New, non-alphanumeric names are on the way for the next generation for McLaren supercars.
It’s been a tough year or so for British supercar manufacturer McLaren. The financial impact of the pandemic resulted in the company selling its headquarters in Woking, England, earlier this year for almost $240 million. But one way to move forward is to release new, exciting products. It seems that’s exactly what’s underway at McLaren because CarBuzz has uncovered no less than three trademark applications from the company via the UK's Intellectual Property Office.
Presumably, these are names of all-new models, not merely a special edition of an existing model, so McLaren seems to be on a mission to rapidly expand its portfolio. The three trademark names are Solus, Aeron, and Aonic. None of these names ring any particular bells or seem to hark back to any previous McLaren model so are likely clean-sheet designs.
All the names were filed under class 12 for motor land vehicles or cars, parts, and accessories. As for where these new models will fit in, we can only guess. In February this year, Roger Ormisher from McLaren told CarBuzz that further decisions on the naming of new models had yet to be made. Among the brand's supercars, the new Artura hybrid marked a departure from McLaren's alpha-numeric names when it was revealed.

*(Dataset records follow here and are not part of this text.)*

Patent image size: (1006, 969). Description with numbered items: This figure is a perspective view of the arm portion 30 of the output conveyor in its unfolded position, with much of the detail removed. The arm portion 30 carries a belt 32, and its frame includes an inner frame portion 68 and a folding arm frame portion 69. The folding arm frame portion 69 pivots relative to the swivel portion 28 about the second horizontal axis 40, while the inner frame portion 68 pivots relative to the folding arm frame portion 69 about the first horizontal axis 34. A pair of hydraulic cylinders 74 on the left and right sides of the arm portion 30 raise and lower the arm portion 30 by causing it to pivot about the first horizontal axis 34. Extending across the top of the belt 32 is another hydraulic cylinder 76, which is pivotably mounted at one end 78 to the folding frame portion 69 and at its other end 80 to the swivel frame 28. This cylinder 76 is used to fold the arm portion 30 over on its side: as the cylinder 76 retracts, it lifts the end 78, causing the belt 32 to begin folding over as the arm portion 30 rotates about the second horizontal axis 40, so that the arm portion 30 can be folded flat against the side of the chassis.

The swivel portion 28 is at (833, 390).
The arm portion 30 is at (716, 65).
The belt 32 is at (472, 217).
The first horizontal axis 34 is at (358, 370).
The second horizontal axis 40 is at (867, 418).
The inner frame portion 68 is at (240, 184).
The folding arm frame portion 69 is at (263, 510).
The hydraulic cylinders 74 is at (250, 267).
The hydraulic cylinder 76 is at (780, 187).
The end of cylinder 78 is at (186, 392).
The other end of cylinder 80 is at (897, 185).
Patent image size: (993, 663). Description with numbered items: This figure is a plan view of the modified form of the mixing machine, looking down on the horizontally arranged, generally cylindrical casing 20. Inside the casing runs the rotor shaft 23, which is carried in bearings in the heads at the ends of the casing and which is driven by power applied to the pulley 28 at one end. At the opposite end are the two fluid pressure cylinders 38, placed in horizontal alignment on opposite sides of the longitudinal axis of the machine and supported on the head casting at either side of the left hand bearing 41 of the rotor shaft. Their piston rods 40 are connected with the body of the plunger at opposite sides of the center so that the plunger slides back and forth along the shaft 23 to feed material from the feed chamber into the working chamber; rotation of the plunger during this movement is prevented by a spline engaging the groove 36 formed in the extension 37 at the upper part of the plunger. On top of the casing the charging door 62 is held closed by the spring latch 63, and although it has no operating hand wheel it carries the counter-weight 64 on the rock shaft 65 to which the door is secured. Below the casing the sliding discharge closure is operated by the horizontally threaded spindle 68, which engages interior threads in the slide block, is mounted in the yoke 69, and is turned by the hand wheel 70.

The Sports Series was discontinued earlier in 2021 as well, so the Solus, Aeron, and Aonic won't fit into that category either. With McLaren unlikely to go the SUV route, our guess is that these new models will represent the next step in the company's electrification journey.
Currently, the Artura sits below models like the Senna and Speedtail that are part of the Ultimate Series. The Artura is also cheaper and less powerful than gas-only models like the 720S. It seems like the perfect time for McLaren to introduce a more extreme, hardcore hybrid, or perhaps even a fully electric supercar.
As for the new trademark names themselves, these could also hint at a few possibilities. 'Solus' means 'unaccompanied' or 'alone', so could McLaren potentially be readying a competitor to the single-seat Ferrari Monza SP1? The name 'Aeron' refers to a couple of things, one being a masculine God of battle or slaughter. If that description has anything at all to do with the car, we should be in for something special.